Michael Rose, manager of Topsail Beach, said the Nov. 16-17 storm’s strong winds and driving rain cost his beach town a good bit of sand, but stopped short of doing more harm.
“The waves did batter the beach somewhat,” he said this week, “but we didn’t have any damage that I know of in terms of lost crossovers or damage to property. We did have some beach erosion and some escarpment on the beach itself. The good news is that our (dune) system did what it is supposed to do.”
Unlike named storms like Florence and this year’s Hurricane Dorian, the Federal Emergency Management Agency (FEMA) won’t step in in this instance to fund repairs. But that hardly matters, Rose said, because the cleanup cost to the town is about two days’ work from public works employees.
Topsail Beach has a dredging and beach restoration project scheduled to begin early next year that will go a long way toward repairing damage.
“Not that we ever want to see the type of storm we did, but at least it happened before we started that project,” Rose said.
Surf City recovery
Topsail’s damage and its recovery are mimicked in neighboring Surf City, where Mayor Doug Medlin said that while the beach lost sand, it didn’t get carried away -- or at least not very far.
Surf City has, he said, just added a new sand bar a little off shore, and the action of the Atlantic will return some of that material over time. Winds from the east and southeast -- not so rare this time of year -- will help push that sand back to the strand, too, he said.

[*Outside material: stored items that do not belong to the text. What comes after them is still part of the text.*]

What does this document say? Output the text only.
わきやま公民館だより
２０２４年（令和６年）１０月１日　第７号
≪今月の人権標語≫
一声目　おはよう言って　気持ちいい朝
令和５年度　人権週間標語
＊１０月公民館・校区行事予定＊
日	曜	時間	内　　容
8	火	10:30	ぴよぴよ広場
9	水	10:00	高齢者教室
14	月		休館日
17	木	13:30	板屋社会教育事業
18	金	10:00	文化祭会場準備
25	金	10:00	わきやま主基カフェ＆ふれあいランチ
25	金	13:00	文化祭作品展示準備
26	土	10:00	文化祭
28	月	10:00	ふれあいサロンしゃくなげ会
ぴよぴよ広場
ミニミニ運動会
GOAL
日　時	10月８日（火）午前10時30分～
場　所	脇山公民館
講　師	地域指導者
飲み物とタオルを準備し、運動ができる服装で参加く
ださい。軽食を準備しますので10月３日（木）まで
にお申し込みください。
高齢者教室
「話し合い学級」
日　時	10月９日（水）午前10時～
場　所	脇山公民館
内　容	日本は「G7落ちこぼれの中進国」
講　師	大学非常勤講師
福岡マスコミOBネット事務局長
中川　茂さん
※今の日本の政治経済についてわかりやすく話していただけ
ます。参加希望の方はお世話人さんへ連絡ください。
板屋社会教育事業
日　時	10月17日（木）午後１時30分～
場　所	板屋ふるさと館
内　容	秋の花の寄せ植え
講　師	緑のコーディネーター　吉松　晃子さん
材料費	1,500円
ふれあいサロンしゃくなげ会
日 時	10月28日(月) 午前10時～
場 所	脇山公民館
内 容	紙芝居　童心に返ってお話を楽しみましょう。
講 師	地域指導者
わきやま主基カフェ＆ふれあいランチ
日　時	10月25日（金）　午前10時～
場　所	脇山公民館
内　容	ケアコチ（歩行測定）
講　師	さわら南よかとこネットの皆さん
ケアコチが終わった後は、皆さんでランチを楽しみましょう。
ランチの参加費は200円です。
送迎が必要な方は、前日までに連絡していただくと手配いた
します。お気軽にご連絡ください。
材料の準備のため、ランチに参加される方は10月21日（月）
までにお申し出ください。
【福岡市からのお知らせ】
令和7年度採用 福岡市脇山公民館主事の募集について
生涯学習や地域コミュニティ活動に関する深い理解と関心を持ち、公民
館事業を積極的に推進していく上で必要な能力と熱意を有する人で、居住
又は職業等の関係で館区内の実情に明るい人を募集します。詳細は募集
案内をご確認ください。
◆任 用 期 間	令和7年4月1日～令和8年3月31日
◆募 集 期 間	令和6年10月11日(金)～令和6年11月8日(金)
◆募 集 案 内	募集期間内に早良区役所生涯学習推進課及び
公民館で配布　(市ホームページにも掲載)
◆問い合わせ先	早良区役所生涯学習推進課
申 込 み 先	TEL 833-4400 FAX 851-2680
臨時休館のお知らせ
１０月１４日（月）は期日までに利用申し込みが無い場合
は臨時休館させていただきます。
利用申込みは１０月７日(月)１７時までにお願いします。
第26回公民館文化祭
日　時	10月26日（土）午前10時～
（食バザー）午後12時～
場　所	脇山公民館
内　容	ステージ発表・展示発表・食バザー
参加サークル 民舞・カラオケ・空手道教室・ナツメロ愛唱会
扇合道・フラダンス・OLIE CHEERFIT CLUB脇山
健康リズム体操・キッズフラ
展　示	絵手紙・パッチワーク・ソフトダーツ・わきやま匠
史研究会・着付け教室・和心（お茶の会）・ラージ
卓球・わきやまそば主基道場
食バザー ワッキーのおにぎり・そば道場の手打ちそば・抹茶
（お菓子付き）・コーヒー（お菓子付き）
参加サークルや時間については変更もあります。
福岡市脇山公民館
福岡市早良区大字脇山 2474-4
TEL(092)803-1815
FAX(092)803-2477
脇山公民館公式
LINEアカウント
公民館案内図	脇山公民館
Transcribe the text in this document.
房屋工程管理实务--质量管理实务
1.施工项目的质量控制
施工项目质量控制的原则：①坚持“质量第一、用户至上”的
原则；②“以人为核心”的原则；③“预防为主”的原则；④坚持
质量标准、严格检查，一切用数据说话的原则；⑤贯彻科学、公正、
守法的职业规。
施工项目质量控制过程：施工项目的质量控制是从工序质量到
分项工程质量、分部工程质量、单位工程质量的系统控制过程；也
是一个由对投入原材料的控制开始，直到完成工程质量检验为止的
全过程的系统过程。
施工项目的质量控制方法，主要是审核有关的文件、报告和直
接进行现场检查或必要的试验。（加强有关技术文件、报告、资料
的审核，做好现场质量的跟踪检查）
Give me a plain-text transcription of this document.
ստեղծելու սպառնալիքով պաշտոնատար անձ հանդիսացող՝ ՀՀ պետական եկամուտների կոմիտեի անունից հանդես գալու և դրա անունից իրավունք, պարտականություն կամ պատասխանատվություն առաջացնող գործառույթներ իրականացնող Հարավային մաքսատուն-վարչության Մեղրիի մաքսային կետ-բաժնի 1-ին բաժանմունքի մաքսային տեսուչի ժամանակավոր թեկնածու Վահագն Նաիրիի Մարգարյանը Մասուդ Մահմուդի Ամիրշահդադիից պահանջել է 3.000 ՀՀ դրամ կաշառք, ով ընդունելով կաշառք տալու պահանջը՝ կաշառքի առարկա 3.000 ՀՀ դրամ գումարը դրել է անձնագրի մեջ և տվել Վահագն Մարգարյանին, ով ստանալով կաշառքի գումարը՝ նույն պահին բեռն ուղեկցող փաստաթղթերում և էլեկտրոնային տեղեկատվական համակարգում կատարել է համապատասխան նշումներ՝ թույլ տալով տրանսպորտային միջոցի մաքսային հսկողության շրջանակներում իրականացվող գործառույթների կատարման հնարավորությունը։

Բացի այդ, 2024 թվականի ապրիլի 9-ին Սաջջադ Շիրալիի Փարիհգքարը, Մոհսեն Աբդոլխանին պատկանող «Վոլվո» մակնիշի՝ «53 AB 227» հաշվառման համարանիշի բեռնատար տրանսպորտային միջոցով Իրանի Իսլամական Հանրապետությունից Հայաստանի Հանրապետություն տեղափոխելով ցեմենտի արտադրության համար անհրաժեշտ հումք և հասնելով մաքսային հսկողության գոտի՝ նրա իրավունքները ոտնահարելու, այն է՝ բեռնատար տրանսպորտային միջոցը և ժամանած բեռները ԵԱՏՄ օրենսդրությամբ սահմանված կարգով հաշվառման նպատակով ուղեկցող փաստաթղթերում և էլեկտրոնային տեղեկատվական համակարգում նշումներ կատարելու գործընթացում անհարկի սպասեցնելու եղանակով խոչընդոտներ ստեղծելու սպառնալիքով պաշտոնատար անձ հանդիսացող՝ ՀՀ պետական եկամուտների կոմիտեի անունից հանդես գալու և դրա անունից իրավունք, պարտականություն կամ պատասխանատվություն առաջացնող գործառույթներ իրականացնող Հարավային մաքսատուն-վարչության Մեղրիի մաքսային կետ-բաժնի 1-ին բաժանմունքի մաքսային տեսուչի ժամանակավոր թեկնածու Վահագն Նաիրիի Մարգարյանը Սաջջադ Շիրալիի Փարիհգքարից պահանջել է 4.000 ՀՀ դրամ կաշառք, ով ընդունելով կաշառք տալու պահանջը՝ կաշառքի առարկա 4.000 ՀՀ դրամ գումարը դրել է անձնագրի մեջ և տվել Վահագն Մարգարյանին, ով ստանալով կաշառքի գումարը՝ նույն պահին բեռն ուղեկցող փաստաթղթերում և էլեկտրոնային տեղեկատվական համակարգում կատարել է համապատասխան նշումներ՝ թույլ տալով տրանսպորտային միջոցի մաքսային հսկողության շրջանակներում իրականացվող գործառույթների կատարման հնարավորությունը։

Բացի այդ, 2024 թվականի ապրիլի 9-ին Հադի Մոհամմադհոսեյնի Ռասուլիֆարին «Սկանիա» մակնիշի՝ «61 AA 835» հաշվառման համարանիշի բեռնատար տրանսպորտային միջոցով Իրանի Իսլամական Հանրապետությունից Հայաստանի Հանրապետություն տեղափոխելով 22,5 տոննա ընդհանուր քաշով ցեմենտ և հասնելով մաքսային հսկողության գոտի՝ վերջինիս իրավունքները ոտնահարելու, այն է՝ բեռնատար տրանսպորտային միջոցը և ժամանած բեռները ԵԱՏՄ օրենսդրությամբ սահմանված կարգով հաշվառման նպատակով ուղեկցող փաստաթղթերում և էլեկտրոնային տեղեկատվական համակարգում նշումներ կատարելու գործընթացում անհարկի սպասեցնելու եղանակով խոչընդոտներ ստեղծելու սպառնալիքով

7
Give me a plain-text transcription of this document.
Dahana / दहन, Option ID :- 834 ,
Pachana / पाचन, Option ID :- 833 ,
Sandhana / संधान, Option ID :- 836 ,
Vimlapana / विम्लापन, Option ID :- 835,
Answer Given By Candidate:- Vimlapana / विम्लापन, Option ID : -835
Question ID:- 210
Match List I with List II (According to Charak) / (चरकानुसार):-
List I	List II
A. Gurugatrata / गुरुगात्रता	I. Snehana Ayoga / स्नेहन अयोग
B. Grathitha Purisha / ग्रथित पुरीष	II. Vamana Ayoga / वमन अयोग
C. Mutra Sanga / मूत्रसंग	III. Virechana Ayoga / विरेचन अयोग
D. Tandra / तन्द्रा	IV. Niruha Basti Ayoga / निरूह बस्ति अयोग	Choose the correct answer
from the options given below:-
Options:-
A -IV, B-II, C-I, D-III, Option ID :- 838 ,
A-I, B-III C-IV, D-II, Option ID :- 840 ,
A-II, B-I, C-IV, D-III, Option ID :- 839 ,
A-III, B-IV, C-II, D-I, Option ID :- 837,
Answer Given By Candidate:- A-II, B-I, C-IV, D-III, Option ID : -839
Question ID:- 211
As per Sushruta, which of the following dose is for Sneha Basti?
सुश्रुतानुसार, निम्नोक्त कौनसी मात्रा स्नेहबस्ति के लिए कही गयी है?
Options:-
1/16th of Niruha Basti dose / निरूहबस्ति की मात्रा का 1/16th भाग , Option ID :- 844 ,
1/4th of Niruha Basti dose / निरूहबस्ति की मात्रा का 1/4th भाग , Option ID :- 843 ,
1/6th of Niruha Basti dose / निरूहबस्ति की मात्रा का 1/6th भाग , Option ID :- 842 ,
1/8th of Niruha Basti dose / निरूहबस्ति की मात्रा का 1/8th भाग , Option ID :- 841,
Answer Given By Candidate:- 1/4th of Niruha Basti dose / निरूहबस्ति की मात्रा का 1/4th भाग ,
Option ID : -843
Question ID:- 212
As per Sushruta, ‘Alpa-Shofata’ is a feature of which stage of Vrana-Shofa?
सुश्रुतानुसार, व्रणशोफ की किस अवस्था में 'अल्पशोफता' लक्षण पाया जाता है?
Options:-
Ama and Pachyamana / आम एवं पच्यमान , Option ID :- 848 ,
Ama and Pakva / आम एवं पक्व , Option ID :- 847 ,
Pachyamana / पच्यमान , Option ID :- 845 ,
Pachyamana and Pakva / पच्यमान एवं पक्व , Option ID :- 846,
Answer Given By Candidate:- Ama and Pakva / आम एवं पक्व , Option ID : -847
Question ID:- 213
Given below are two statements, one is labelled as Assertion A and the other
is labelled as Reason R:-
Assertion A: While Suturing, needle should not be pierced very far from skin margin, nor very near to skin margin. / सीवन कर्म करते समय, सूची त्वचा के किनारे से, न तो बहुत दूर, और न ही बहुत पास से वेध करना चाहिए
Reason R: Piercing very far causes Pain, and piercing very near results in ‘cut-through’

The Pender beach town also has an ongoing project that is adding sand to the beach, sand that is being trucked in as part of a long-term project that began last spring and was halted during the tourist -- and sea turtle nesting -- season.
“This hauling has nothing to do with the storm,” Medlin said, a project that started again on Nov. 15 and will run through about the middle of January.
After that, Medlin said, “we will start on a beach nourishment project in February or March. That is going to be the biggest thing. We did lose some sand, but we did not lose nearly what I thought we might given the wind and the rain we had.”
Hurricane season ends Saturday, Nov. 30.